3.3 retrieval of reading materials

heilman et al. (2008) covers methods of preparing a corpus for optimized text retrieval for l2 learning. there is a discussion of including a topic search constraint in addition to text complexity constraints, which is not commonly seen in the literature. it also broadly discusses using query methods to search for and rank the most relevant documents according to some given search criteria. this is relevant to my research on retrieving suitable texts for l2 learning tasks.

motivation — heilman et al. (2008) wanted to develop a modification of an l2 tutoring system that could retrieve suitable texts for l2 courses. in particular, they wanted to design a system for the instructor to interact with and select readings that supported the learning initiatives of their curriculum. by extension, the retrieved texts would be tailored to the learners under the instructor’s supervision. heilman et al. (2008) wanted to implement search features to help facilitate text retrievals with pedagogically motivated constraints such as target vocabulary or text lengths.

creating and modifying a corpus — heilman et al. (2008) implemented web crawlers and a series of annotation and filtering processes to retrieve and generate a corpus data set suitable for l2 learning practices. while the web crawler is instrumental in the retrieval process, i am more interested in the downstream processes of modifying the corpus before text retrieval for l2 learning tasks. once the documents are scraped and collected into a large corpus, they undergo filters to remove any documents unusable for l2 learning, such as being too long or insufficient well-formed texts.

the documents are automatically labeled with a readability level using models similar to the ones described in section 3.1 readability measures. having the diversity of models based on lexical and or syntactic features allows the instructor to use search constraints more flexibly, such as finding texts with low syntactic complexity but high lexical complexity if vocabulary acquisition is the greater priority.
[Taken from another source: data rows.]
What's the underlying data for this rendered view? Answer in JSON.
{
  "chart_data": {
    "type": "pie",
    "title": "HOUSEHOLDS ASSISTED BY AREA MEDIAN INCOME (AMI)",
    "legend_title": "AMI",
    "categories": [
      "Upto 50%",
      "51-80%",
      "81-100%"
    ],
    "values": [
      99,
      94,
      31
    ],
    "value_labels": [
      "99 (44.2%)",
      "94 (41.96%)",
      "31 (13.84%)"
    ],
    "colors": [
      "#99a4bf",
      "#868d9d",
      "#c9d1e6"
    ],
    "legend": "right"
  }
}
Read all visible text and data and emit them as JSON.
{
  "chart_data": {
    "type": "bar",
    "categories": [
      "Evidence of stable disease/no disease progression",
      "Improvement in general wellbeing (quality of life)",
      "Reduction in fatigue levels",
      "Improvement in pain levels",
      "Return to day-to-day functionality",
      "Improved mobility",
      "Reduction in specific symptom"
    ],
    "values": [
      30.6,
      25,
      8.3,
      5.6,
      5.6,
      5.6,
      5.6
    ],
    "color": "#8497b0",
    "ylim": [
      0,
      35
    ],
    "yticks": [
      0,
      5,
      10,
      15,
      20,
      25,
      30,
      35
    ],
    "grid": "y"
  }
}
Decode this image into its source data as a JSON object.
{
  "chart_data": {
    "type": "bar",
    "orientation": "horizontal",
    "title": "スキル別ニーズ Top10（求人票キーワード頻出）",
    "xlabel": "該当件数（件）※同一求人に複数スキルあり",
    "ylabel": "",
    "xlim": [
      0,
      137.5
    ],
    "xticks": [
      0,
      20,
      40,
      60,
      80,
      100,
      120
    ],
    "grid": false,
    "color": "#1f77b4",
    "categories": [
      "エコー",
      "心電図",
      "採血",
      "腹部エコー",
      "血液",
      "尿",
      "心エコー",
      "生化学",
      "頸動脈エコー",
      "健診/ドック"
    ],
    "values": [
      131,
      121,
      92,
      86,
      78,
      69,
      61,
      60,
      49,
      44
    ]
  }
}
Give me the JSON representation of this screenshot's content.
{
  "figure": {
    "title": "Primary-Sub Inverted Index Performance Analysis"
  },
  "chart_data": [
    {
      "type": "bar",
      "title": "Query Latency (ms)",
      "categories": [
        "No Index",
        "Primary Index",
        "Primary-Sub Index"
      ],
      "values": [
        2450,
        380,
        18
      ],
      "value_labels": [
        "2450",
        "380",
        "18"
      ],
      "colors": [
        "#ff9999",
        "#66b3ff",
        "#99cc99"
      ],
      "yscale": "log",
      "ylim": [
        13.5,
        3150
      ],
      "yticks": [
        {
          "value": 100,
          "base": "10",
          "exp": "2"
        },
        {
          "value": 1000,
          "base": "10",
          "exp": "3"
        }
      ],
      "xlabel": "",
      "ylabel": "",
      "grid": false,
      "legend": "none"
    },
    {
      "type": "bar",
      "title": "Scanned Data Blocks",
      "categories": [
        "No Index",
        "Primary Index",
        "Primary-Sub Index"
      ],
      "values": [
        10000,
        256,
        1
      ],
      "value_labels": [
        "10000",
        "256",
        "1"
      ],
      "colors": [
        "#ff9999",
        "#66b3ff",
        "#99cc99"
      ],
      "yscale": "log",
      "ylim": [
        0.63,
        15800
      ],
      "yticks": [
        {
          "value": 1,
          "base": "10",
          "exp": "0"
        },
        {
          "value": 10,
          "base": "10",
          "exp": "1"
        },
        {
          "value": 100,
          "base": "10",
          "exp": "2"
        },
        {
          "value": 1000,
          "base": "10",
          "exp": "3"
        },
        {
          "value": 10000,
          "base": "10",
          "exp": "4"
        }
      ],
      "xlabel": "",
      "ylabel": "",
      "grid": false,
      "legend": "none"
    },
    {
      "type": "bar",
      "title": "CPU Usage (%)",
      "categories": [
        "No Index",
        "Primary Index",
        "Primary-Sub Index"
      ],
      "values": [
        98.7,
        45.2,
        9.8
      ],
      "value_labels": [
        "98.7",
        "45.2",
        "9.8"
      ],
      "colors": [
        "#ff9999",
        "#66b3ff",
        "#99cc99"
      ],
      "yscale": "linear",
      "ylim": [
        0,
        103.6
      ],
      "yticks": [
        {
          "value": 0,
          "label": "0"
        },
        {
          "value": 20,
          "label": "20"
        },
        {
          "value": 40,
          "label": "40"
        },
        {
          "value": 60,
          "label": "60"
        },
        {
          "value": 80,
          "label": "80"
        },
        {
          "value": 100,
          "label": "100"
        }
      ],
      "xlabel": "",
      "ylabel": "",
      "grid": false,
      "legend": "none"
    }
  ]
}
topic classifiers also label documents with predicted topic labels according to the topic categories used in the open directory project (odp). heilman et al. (2008) trained a classifier on odp documents and their gold-standard labels. this topic-label feature gives the instructor extra freedom to search for texts relating to a specific topic while searching for a set of target words. since single-topic assignments sometimes fail due to topic ambiguity, the system may assign multiple labels if necessary. one potential issue i would highlight is that this framework may not be flexible enough for new documents if the topic domain deviates from the one in the odp. a generalizable approach to topic labeling may yield better topic labels for future documents.

text retrieval — heilman et al. (2008) implemented a retrieval model using a ranking system similar to commercial search engines since l2 instructors usually would not require documents containing all the target words. so, the model tends to prefer documents with more variety of target word occurrences, thus allowing it to rank documents more appropriately for the instructor. the search tool interface is constructed in lemur (a toolkit for language modeling and information retrieval), with options to specify topics, target words, minimum and maximum reading levels, and minimum and maximum text lengths.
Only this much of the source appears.